Mais de 28 anos se passaram desde a morte chocante da Princesa Diana, conhecida mundialmente como Lady Di, que faleceu em um acidente trágico no dia 31 de agosto de 1997, em Paris. Mesmo com quase três décadas do ocorrido, o mundo ainda repercute o assunto com novas polêmicas e teorias.
Em 1995, Lady Di deu uma entrevista polêmica para a BBC onde disse que "éramos três neste casamento", expondo as traições do Rei Charles III. Agora, um novo livro, lançado pelo jornalista investigativo Andy Webb, indica que essa interação foi conduzida sob circunstâncias muito mais sombrias do que se imaginava... e que, segundo ele, "mudaram o rumo da vida de Diana" de forma trágica.
O que Diana não sabia é que esse encontro com a imprensa só havia acontecido graças a um esquema fraudulento. Anos depois, uma investigação independente conduzida por Lord Dyson revelou que o jornalista Martin Bashir utilizou documentos falsificados para conquistar a confiança da princesa e do irmão dela, Charles Spencer.
No livro 'Dianarama: Deception, Entrapment, Cover-Up - The Betrayal of Princess Diana', Webb detalha como Bashir se aproximou da família Spencer usando extratos bancários adulterados e histórias inventadas sobre supostas conspirações dentro do palácio. As falsificações indicavam que assessores de confiança de Diana estariam vendendo informações e que pessoas próximas a ela recebiam dinheiro para espioná-la.

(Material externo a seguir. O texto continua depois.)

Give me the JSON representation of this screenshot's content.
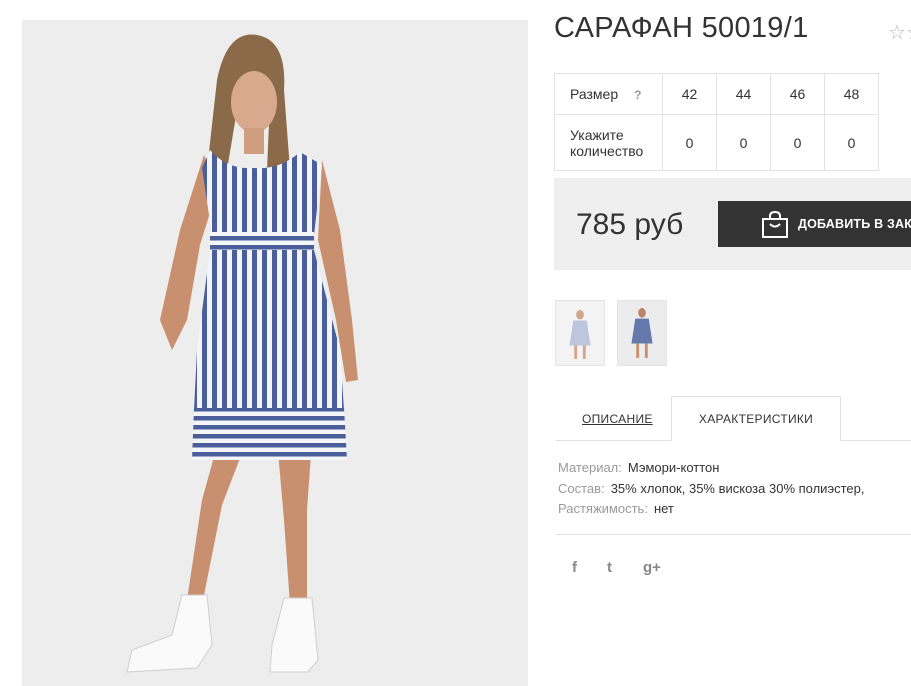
{
  "product": {
    "title": "САРАФАН 50019/1",
    "wishlist_icon": "star-outline-icon",
    "wishlist_glyph": "☆☆"
  },
  "sizes": {
    "size_label": "Размер",
    "hint": "?",
    "values": [
      "42",
      "44",
      "46",
      "48"
    ],
    "quantity_label": "Укажите количество",
    "quantities": [
      "0",
      "0",
      "0",
      "0"
    ]
  },
  "price": {
    "amount": "785 руб",
    "cart_button": "ДОБАВИТЬ В ЗАКАЗ",
    "cart_icon": "shopping-bag-icon"
  },
  "thumbnails": [
    {
      "name": "front-view"
    },
    {
      "name": "full-view"
    }
  ],
  "tabs": {
    "description": "ОПИСАНИЕ",
    "characteristics": "ХАРАКТЕРИСТИКИ",
    "active": "characteristics"
  },
  "specs": [
    {
      "key": "Материал:",
      "value": "Мэмори-коттон"
    },
    {
      "key": "Состав:",
      "value": "35% хлопок, 35% вискоза 30% полиэстер,"
    },
    {
      "key": "Растяжимость:",
      "value": "нет"
    }
  ],
  "social": [
    {
      "icon": "facebook-icon",
      "glyph": "f"
    },
    {
      "icon": "twitter-icon",
      "glyph": "t"
    },
    {
      "icon": "google-plus-icon",
      "glyph": "g+"
    }
  ],
  "colors": {
    "stripe": "#4a5f9a",
    "button": "#333333",
    "price_bg": "#efefef"
  }
}
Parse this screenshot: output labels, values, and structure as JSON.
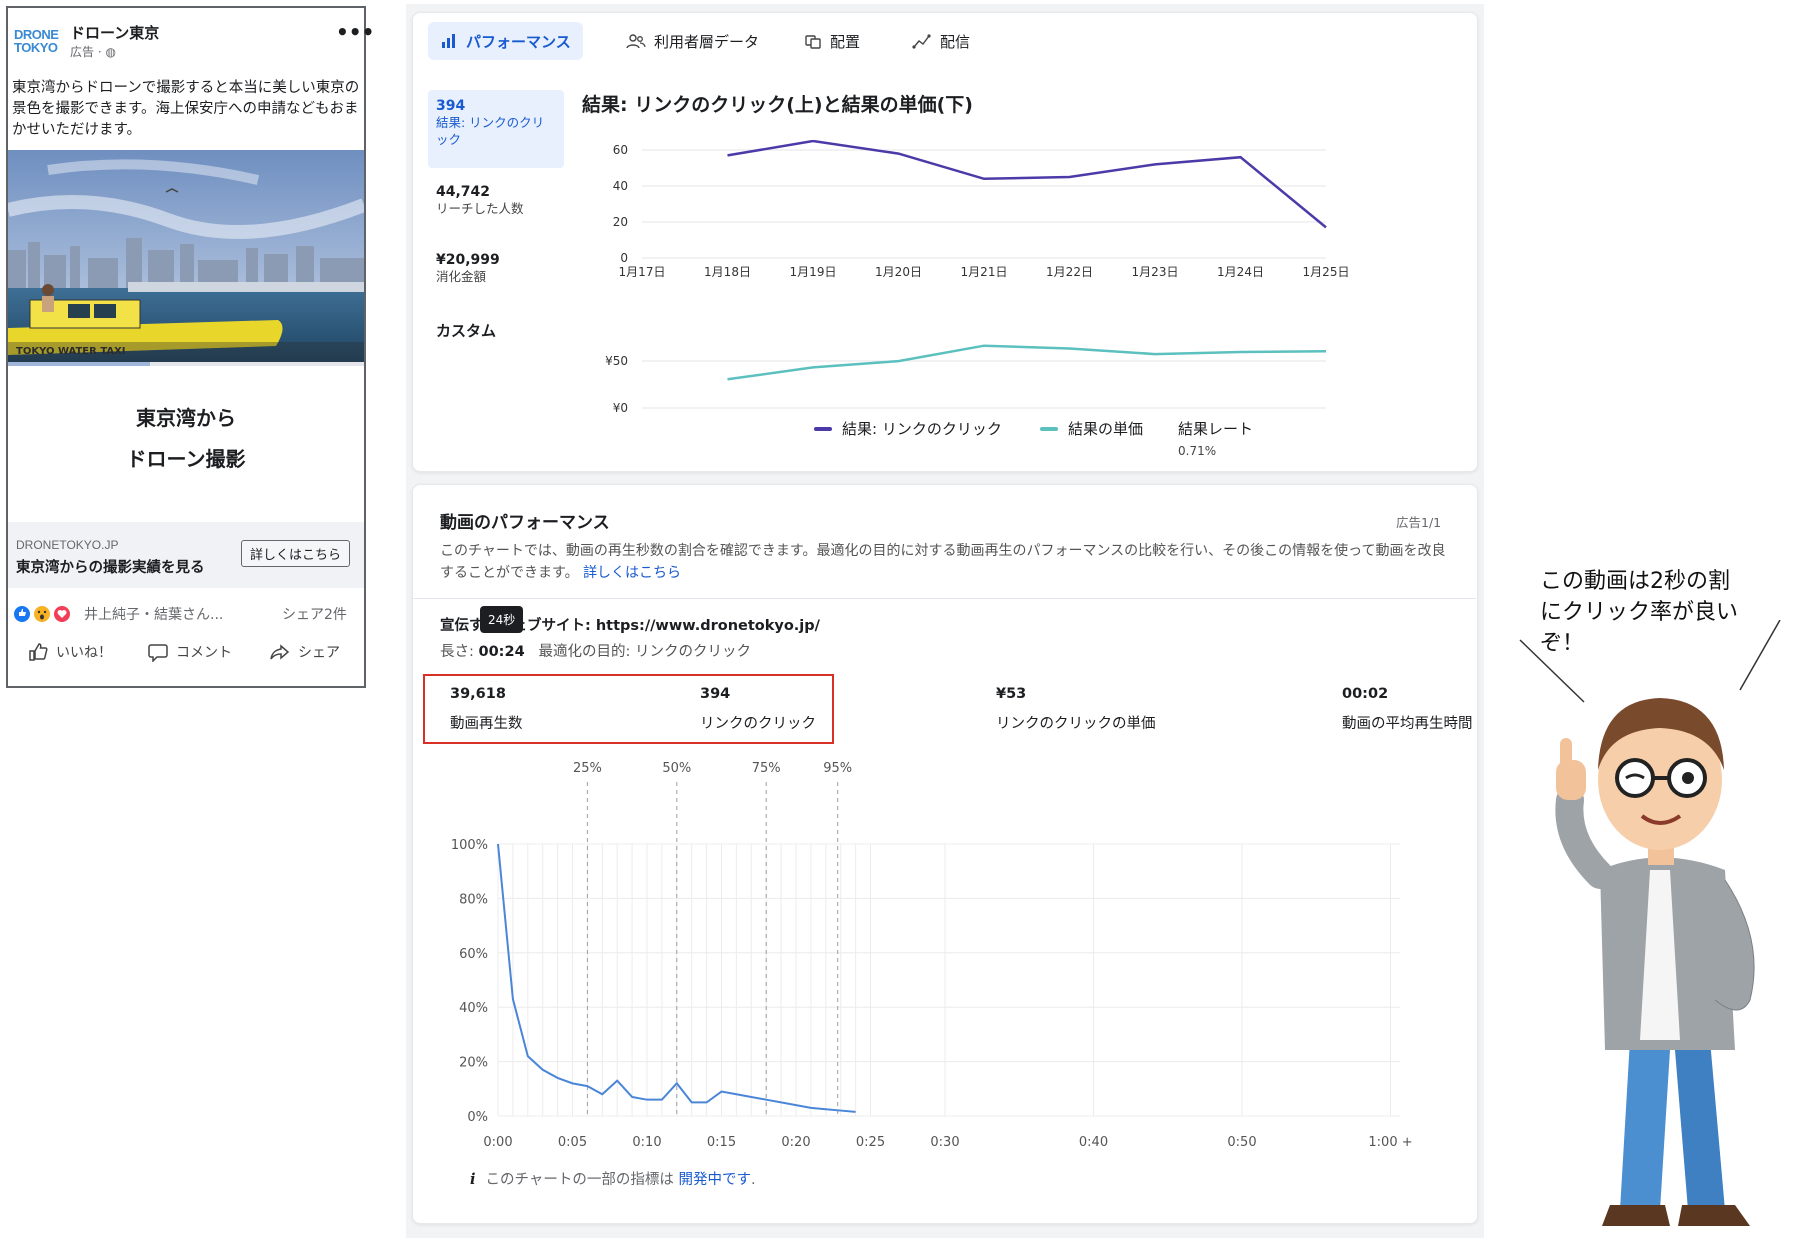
{
  "ad_preview": {
    "logo_text": [
      "DRONE",
      "TOKYO"
    ],
    "page_name": "ドローン東京",
    "sponsored": "広告 · ",
    "more_label": "•••",
    "body_text": "東京湾からドローンで撮影すると本当に美しい東京の景色を撮影できます。海上保安庁への申請などもおまかせいただけます。",
    "boat_text": "TOKYO WATER TAXI",
    "headline_line1": "東京湾から",
    "headline_line2": "ドローン撮影",
    "domain": "DRONETOKYO.JP",
    "cta_title": "東京湾からの撮影実績を見る",
    "cta_button": "詳しくはこちら",
    "reaction_names": "井上純子・結葉さん...",
    "share_count": "シェア2件",
    "actions": {
      "like": "いいね！",
      "comment": "コメント",
      "share": "シェア"
    }
  },
  "tabs": [
    {
      "label": "パフォーマンス",
      "icon": "bar-chart-icon",
      "active": true
    },
    {
      "label": "利用者層データ",
      "icon": "people-icon"
    },
    {
      "label": "配置",
      "icon": "placement-icon"
    },
    {
      "label": "配信",
      "icon": "delivery-icon"
    }
  ],
  "metrics_sidebar": [
    {
      "value": "394",
      "label": "結果: リンクのクリック",
      "selected": true
    },
    {
      "value": "44,742",
      "label": "リーチした人数"
    },
    {
      "value": "¥20,999",
      "label": "消化金額"
    },
    {
      "value": "カスタム",
      "label": ""
    }
  ],
  "performance_chart": {
    "title": "結果: リンクのクリック(上)と結果の単価(下)",
    "legend": {
      "clicks": "結果: リンクのクリック",
      "cpc": "結果の単価",
      "rate_label": "結果レート",
      "rate_value": "0.71%"
    },
    "colors": {
      "clicks": "#4b3aa8",
      "cpc": "#5bc0be"
    }
  },
  "chart_data": [
    {
      "type": "line",
      "x": [
        "1月17日",
        "1月18日",
        "1月19日",
        "1月20日",
        "1月21日",
        "1月22日",
        "1月23日",
        "1月24日",
        "1月25日"
      ],
      "y_ticks": [
        0,
        20,
        40,
        60
      ],
      "ylim": [
        0,
        70
      ],
      "series": [
        {
          "name": "結果: リンクのクリック",
          "values": [
            null,
            57,
            65,
            58,
            44,
            45,
            52,
            56,
            17
          ]
        }
      ]
    },
    {
      "type": "line",
      "x": [
        "1月17日",
        "1月18日",
        "1月19日",
        "1月20日",
        "1月21日",
        "1月22日",
        "1月23日",
        "1月24日",
        "1月25日"
      ],
      "y_ticks": [
        "¥0",
        "¥50"
      ],
      "ylim": [
        0,
        100
      ],
      "series": [
        {
          "name": "結果の単価",
          "values": [
            null,
            41,
            58,
            67,
            89,
            85,
            77,
            80,
            81
          ]
        }
      ]
    },
    {
      "type": "line",
      "title": "",
      "x_ticks": [
        "0:00",
        "0:05",
        "0:10",
        "0:15",
        "0:20",
        "0:25",
        "0:30",
        "0:40",
        "0:50",
        "1:00 +"
      ],
      "y_ticks": [
        "0%",
        "20%",
        "40%",
        "60%",
        "80%",
        "100%"
      ],
      "markers": [
        "25%",
        "50%",
        "75%",
        "95%"
      ],
      "series": [
        {
          "name": "",
          "x_seconds": [
            0,
            1,
            2,
            3,
            4,
            5,
            6,
            7,
            8,
            9,
            10,
            11,
            12,
            13,
            14,
            15,
            16,
            17,
            18,
            19,
            20,
            21,
            22,
            23,
            24
          ],
          "values": [
            100,
            43,
            22,
            17,
            14,
            12,
            11,
            8,
            13,
            7,
            6,
            6,
            12,
            5,
            5,
            9,
            8,
            7,
            6,
            5,
            4,
            3,
            2.5,
            2,
            1.5
          ]
        }
      ]
    }
  ],
  "video_section": {
    "title": "動画のパフォーマンス",
    "ad_counter": "広告1/1",
    "description": "このチャートでは、動画の再生秒数の割合を確認できます。最適化の目的に対する動画再生のパフォーマンスの比較を行い、その後この情報を使って動画を改良することができます。",
    "learn_more": "詳しくはこちら",
    "ad_line": "宣伝するウェブサイト: https://www.dronetokyo.jp/",
    "length_label": "長さ: ",
    "length_value": "00:24",
    "goal_text": "最適化の目的: リンクのクリック",
    "tooltip": "24秒",
    "kpis": [
      {
        "value": "39,618",
        "label": "動画再生数"
      },
      {
        "value": "394",
        "label": "リンクのクリック"
      },
      {
        "value": "¥53",
        "label": "リンクのクリックの単価"
      },
      {
        "value": "00:02",
        "label": "動画の平均再生時間"
      }
    ],
    "footer_prefix": "このチャートの一部の指標は",
    "footer_link": "開発中です",
    "footer_suffix": ".",
    "line_color": "#4a86d8"
  },
  "speech": "この動画は2秒の割にクリック率が良いぞ！"
}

Segundo o autor, o jornalista ainda espalhou rumores de que o Príncipe Charles estaria envolvido em um relacionamento com a babá dos filhos e insinuou que a vida de Diana poderia estar em risco. As mentiras foram estratégicas — e eficazes. Isolada, fragilizada e cansada das sucessivas invasões de privacidade, Diana acreditou que aquela entrevista era a única forma de se proteger e de contar sua versão dos fatos.
A investigação de Dyson, publicada em 2021, responsabilizou Bashir pelas falsificações, mas também apontou falhas internas graves dentro da BBC. Documentos e testemunhos mostram que a emissora tinha provas de que o jornalista havia usado métodos irregulares, mas preferiu abafar as denúncias em vez de agir. A investigação de 1996, realizada pela própria emissora, foi descrita como "ineficaz" e omitiu informações essenciais.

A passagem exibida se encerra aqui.